What a name—grubworms. It must be a bummer to have a compound name where each half is a really negative word. When they get into your lawn, all you can do is nuke them and lay down new grass. So this past weekend I bought half a pallet of grass and started putting it down. This is way more work than I really wanted to do, but I didn’t have much choice. When I was done, what came to mind in looking at my back yard was a badly fitting toupee. There were parts of the lawn that clearly needed more living grass coverage, and parts that had lumps that should not be there.

But it seems to me that watching people try to recover their integrity after a public fall is much like watching someone whose hairpiece falls short of the ideal. This is particularly true when they seem ambitious as well. Former House Speaker Newt Gingrich is discovering this as he puts himself forward as a presidential candidate. If he implies any change in a position, as Gingrich has with requiring Americans to purchase health insurance, people roll their eyes and say, “There he goes again.”

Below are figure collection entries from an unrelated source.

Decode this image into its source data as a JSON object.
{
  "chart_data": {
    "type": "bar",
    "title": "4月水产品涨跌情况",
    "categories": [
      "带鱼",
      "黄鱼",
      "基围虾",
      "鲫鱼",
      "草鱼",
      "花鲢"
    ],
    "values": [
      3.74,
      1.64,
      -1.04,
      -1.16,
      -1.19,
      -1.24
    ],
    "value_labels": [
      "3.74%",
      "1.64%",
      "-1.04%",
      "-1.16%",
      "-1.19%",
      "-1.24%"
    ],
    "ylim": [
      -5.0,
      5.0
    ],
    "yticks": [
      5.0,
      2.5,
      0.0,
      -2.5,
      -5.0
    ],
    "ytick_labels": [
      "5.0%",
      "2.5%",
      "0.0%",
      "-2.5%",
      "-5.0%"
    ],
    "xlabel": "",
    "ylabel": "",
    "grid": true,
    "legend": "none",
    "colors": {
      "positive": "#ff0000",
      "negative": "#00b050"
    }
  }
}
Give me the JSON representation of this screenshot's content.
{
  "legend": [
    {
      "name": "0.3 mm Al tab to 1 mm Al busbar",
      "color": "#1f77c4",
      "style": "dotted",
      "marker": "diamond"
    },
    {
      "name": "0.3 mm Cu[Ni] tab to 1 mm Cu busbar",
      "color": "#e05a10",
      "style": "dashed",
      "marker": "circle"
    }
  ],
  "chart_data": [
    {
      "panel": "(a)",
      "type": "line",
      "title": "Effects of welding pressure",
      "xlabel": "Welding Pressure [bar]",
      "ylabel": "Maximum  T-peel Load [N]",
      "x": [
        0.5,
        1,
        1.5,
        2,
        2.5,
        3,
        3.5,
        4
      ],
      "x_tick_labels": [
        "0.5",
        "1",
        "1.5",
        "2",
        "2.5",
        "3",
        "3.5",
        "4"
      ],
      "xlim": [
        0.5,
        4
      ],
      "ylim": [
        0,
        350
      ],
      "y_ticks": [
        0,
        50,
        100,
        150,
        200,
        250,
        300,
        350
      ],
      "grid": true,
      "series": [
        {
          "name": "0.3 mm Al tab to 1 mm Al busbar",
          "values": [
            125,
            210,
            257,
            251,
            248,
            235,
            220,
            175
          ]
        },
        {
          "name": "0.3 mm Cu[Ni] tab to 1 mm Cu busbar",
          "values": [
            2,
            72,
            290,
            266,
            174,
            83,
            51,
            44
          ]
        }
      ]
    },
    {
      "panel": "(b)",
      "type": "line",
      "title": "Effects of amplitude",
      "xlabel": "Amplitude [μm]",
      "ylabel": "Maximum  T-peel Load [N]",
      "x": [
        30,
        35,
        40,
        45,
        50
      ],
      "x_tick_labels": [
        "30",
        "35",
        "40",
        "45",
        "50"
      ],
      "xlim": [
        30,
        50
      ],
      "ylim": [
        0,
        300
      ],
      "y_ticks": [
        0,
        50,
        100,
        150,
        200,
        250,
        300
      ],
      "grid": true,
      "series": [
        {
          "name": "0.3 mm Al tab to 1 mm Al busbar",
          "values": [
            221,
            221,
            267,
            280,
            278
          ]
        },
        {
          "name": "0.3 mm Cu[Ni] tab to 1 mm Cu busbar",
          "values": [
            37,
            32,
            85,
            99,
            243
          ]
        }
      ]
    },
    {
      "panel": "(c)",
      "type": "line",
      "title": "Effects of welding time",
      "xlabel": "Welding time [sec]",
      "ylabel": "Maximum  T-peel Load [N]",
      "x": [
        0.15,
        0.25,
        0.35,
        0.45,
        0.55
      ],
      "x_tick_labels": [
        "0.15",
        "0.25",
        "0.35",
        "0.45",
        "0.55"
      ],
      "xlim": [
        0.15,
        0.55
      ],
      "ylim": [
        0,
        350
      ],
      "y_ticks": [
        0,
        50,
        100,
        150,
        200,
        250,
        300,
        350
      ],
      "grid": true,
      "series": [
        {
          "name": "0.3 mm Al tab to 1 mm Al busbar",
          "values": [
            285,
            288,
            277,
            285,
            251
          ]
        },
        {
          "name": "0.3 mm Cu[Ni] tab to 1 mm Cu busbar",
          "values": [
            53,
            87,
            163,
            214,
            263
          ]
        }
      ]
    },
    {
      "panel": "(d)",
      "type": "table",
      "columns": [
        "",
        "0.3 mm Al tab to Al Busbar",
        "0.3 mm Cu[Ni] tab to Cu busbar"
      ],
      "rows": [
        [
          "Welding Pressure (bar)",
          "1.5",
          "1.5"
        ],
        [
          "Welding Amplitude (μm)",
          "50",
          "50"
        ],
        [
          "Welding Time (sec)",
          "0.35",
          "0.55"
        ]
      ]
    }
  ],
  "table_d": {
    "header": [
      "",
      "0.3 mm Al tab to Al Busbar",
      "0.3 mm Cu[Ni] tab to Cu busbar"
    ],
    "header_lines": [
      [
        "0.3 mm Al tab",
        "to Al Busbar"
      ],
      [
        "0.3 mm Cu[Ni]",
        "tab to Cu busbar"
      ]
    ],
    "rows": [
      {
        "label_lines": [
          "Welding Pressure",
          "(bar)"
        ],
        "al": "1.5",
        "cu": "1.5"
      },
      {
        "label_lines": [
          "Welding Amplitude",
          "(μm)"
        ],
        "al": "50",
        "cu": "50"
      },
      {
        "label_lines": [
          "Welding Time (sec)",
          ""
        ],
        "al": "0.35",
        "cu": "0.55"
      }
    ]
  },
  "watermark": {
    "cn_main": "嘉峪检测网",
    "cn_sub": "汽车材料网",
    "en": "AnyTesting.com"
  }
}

This may be less true with entertainment figures; Arnold Schwarzenegger is about to find out. But it is still awkward to think about Eliot Spitzer being a talk show host rather than the governor of New York. And trying to see Tiger as the good guy becomes a bit tiresome. His string of injuries, which prompted his drop from the world’s top ten golfers for the first time in 14 years, has almost served as a relief from constant discussion of his character and attitude.

I have concluded that though folks largely want to read these stories, they quickly move to a stage where they do not care about these people any more. It is really difficult to gin up the emotion time after time that would somehow make these people an example not to be followed. Instead, they are a news item, and then, history.

Andy Fastow of Enron fame has been transferred to a halfway house prior to his release from prison later this year. He is 49. What hope does he have to regain his reputation? Perhaps more than you think. It is difficult enough to find people who finish well among the general populace, much less among those whose lives have cratered. But there are exceptions. Chuck Colson, famous for being one of Richard Nixon’s hatchet men and the first member of the administration to go to prison for Watergate, bounced back from his prison term to found Prison Fellowship, an evangelical organization that has had significant influence for good. He went to prison in his mid-40’s, and he will turn 80 later this year. Perhaps Fastow will have a similar experience.

But it is not easy. Grubworms eat the roots, and that’s why my work in the back yard is so painful and unsatisfying. Who wants to stay after it year after year, when it would be much easier to move to a condo? (I have suggested this on more than one occasion to my wife.) It would be very difficult to do it to please others. There probably has to be a genuine inner transformation that withstands the catcalls, the snickers, the derision, and the lingering bitterness that big mistakes bring.

Because, in the end, recovered integrity is just like a badly fitting toupee. People may smile and treat you the same. But, despite their best intentions, they can’t help but notice.